Flow: Exact type intersections are unsound

So this is actually sound as presented here because of the $ReadOnly in the type of x. We cannot modify any values in x, meaning that any values that are part of U but not of T are never accessible after fn returns. If you remove the $ReadOnly type then this will error as you expect.

@dsainati1 I'm not sure I understand.

const a: {| a: any |} = { a: 1, b: 1 };
const b: {| a: any |} = fn<{| a: any |}, { b: any }>({ a: 1, b: 1 });

Why is a an error, and b is ok, when the right-hand sides of the assignments produce identical values?

Are you saying that exact types don't actually aim to provide a runtime guarantee of the absence of certain properties? They're merely meant to constrain the set of accessible properties?
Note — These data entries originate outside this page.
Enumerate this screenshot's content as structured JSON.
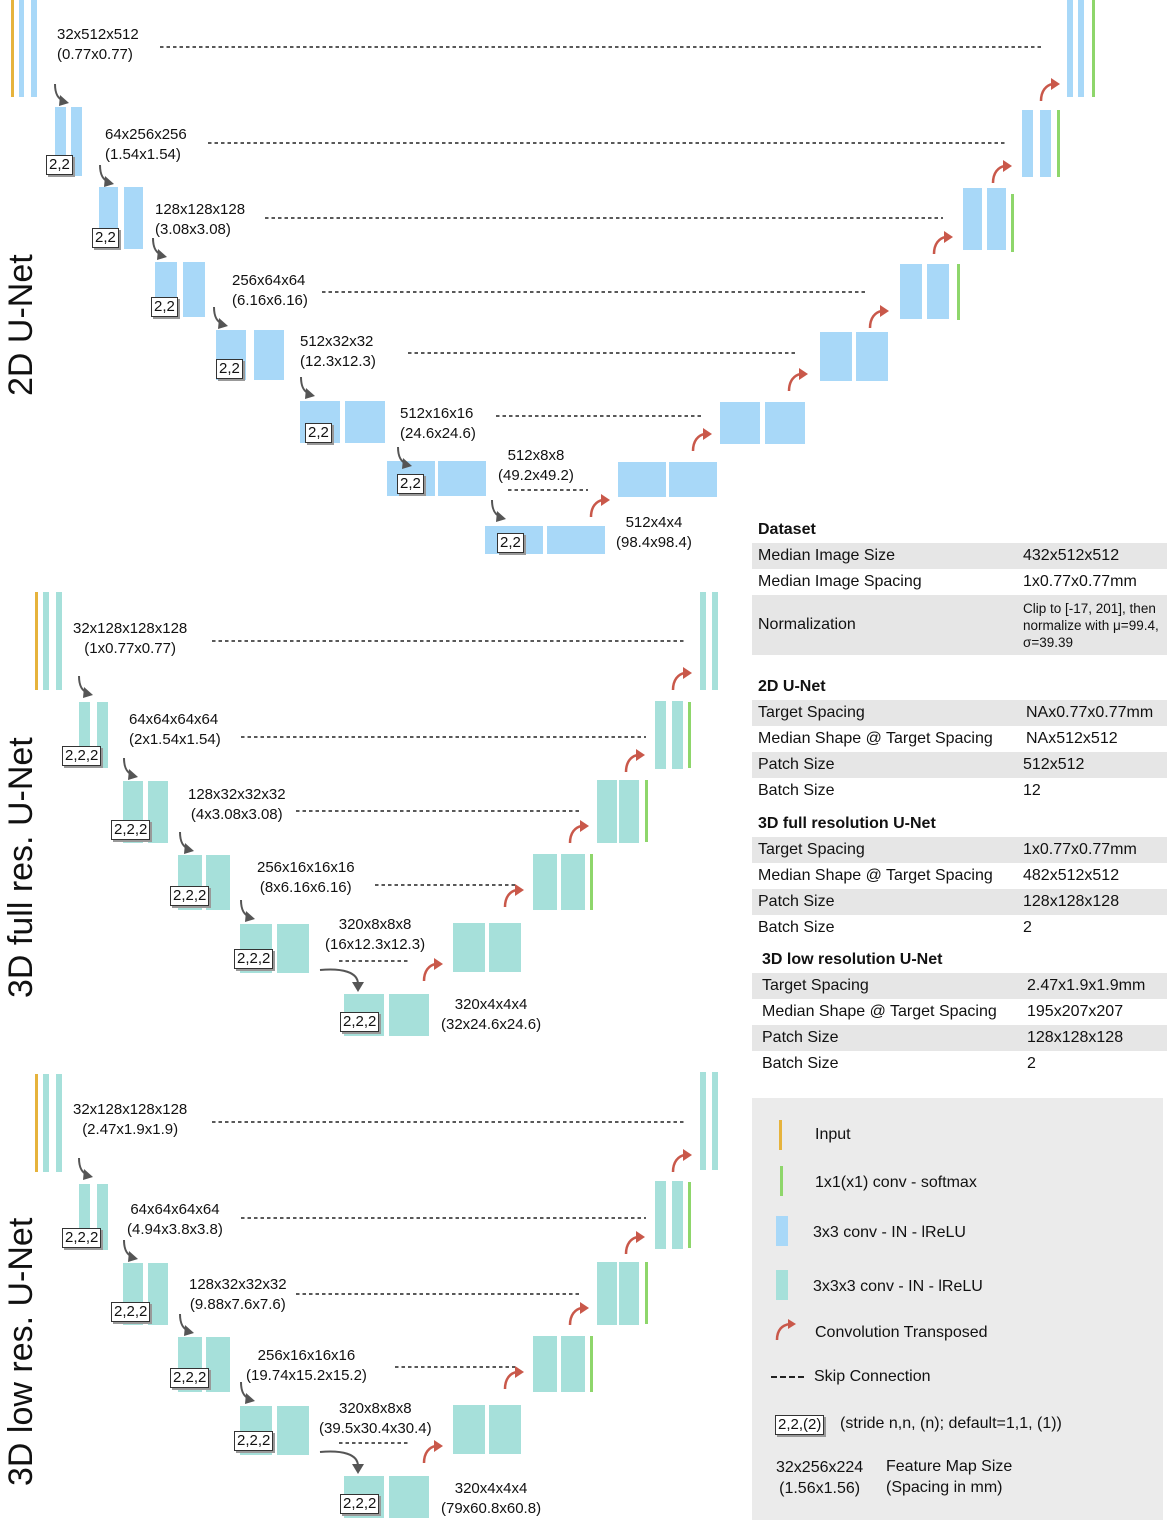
{
  "sections": {
    "s2d": {
      "title": "2D U-Net",
      "levels": [
        {
          "size": "32x512x512",
          "spacing": "(0.77x0.77)"
        },
        {
          "size": "64x256x256",
          "spacing": "(1.54x1.54)",
          "stride": "2,2"
        },
        {
          "size": "128x128x128",
          "spacing": "(3.08x3.08)",
          "stride": "2,2"
        },
        {
          "size": "256x64x64",
          "spacing": "(6.16x6.16)",
          "stride": "2,2"
        },
        {
          "size": "512x32x32",
          "spacing": "(12.3x12.3)",
          "stride": "2,2"
        },
        {
          "size": "512x16x16",
          "spacing": "(24.6x24.6)",
          "stride": "2,2"
        },
        {
          "size": "512x8x8",
          "spacing": "(49.2x49.2)",
          "stride": "2,2"
        },
        {
          "size": "512x4x4",
          "spacing": "(98.4x98.4)",
          "stride": "2,2"
        }
      ]
    },
    "s3f": {
      "title": "3D full res. U-Net",
      "levels": [
        {
          "size": "32x128x128x128",
          "spacing": "(1x0.77x0.77)"
        },
        {
          "size": "64x64x64x64",
          "spacing": "(2x1.54x1.54)",
          "stride": "2,2,2"
        },
        {
          "size": "128x32x32x32",
          "spacing": "(4x3.08x3.08)",
          "stride": "2,2,2"
        },
        {
          "size": "256x16x16x16",
          "spacing": "(8x6.16x6.16)",
          "stride": "2,2,2"
        },
        {
          "size": "320x8x8x8",
          "spacing": "(16x12.3x12.3)",
          "stride": "2,2,2"
        },
        {
          "size": "320x4x4x4",
          "spacing": "(32x24.6x24.6)",
          "stride": "2,2,2"
        }
      ]
    },
    "s3l": {
      "title": "3D low res. U-Net",
      "levels": [
        {
          "size": "32x128x128x128",
          "spacing": "(2.47x1.9x1.9)"
        },
        {
          "size": "64x64x64x64",
          "spacing": "(4.94x3.8x3.8)",
          "stride": "2,2,2"
        },
        {
          "size": "128x32x32x32",
          "spacing": "(9.88x7.6x7.6)",
          "stride": "2,2,2"
        },
        {
          "size": "256x16x16x16",
          "spacing": "(19.74x15.2x15.2)",
          "stride": "2,2,2"
        },
        {
          "size": "320x8x8x8",
          "spacing": "(39.5x30.4x30.4)",
          "stride": "2,2,2"
        },
        {
          "size": "320x4x4x4",
          "spacing": "(79x60.8x60.8)",
          "stride": "2,2,2"
        }
      ]
    }
  },
  "params": {
    "dataset": {
      "title": "Dataset",
      "rows": [
        {
          "k": "Median Image Size",
          "v": "432x512x512"
        },
        {
          "k": "Median Image Spacing",
          "v": "1x0.77x0.77mm"
        },
        {
          "k": "Normalization",
          "v": "Clip to [-17, 201], then normalize with μ=99.4, σ=39.39"
        }
      ]
    },
    "unet2d": {
      "title": "2D U-Net",
      "rows": [
        {
          "k": "Target Spacing",
          "v": "NAx0.77x0.77mm"
        },
        {
          "k": "Median Shape @ Target Spacing",
          "v": "NAx512x512"
        },
        {
          "k": "Patch Size",
          "v": "512x512"
        },
        {
          "k": "Batch Size",
          "v": "12"
        }
      ]
    },
    "full3d": {
      "title": "3D full resolution U-Net",
      "rows": [
        {
          "k": "Target Spacing",
          "v": "1x0.77x0.77mm"
        },
        {
          "k": "Median Shape @ Target Spacing",
          "v": "482x512x512"
        },
        {
          "k": "Patch Size",
          "v": "128x128x128"
        },
        {
          "k": "Batch Size",
          "v": "2"
        }
      ]
    },
    "low3d": {
      "title": "3D low resolution U-Net",
      "rows": [
        {
          "k": "Target Spacing",
          "v": "2.47x1.9x1.9mm"
        },
        {
          "k": "Median Shape @ Target Spacing",
          "v": "195x207x207"
        },
        {
          "k": "Patch Size",
          "v": "128x128x128"
        },
        {
          "k": "Batch Size",
          "v": "2"
        }
      ]
    }
  },
  "legend": {
    "input": "Input",
    "softmax": "1x1(x1) conv - softmax",
    "conv2d": "3x3 conv - IN - lReLU",
    "conv3d": "3x3x3 conv - IN - lReLU",
    "transposed": "Convolution Transposed",
    "skip": "Skip Connection",
    "stride_box": "2,2,(2)",
    "stride_desc": "(stride n,n, (n); default=1,1, (1))",
    "fm_size": "32x256x224",
    "fm_spacing": "(1.56x1.56)",
    "fm_size_desc": "Feature Map Size",
    "fm_spacing_desc": "(Spacing in mm)"
  },
  "colors": {
    "input": "#e6b33c",
    "softmax": "#8ed66b",
    "conv2d": "#a8d8f8",
    "conv3d": "#a6e0da",
    "transposed": "#c9584a",
    "arrow": "#555555"
  }
}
This yields coerce (thanks to @wchargin for the examples in other issues):

// @flow
function coerce<T, U>(t: T): U {
  function f<T, U>(x: $ReadOnly<T & U>): T {
    return x;
  }

  let r = f<{||}, { t: T }>({ t });
  let s: {||} | { t: empty } = r;
  if (s.t) {
    return s.t;
  }

  throw 'Unreachable';
}

const twelve: number = coerce("twelve"); // no type error!
twelve.toFixed(); // runtime error!

Nice. That’s not quite coerce, because your coerce(false) hits the
“unreachable” branch, but that’s easily fixed:

let r = f<{||}, { b: true, t: T }>({ b: true, t });
let s: {||} | { b: true, t: empty } = r;
if (s.b) return s.t;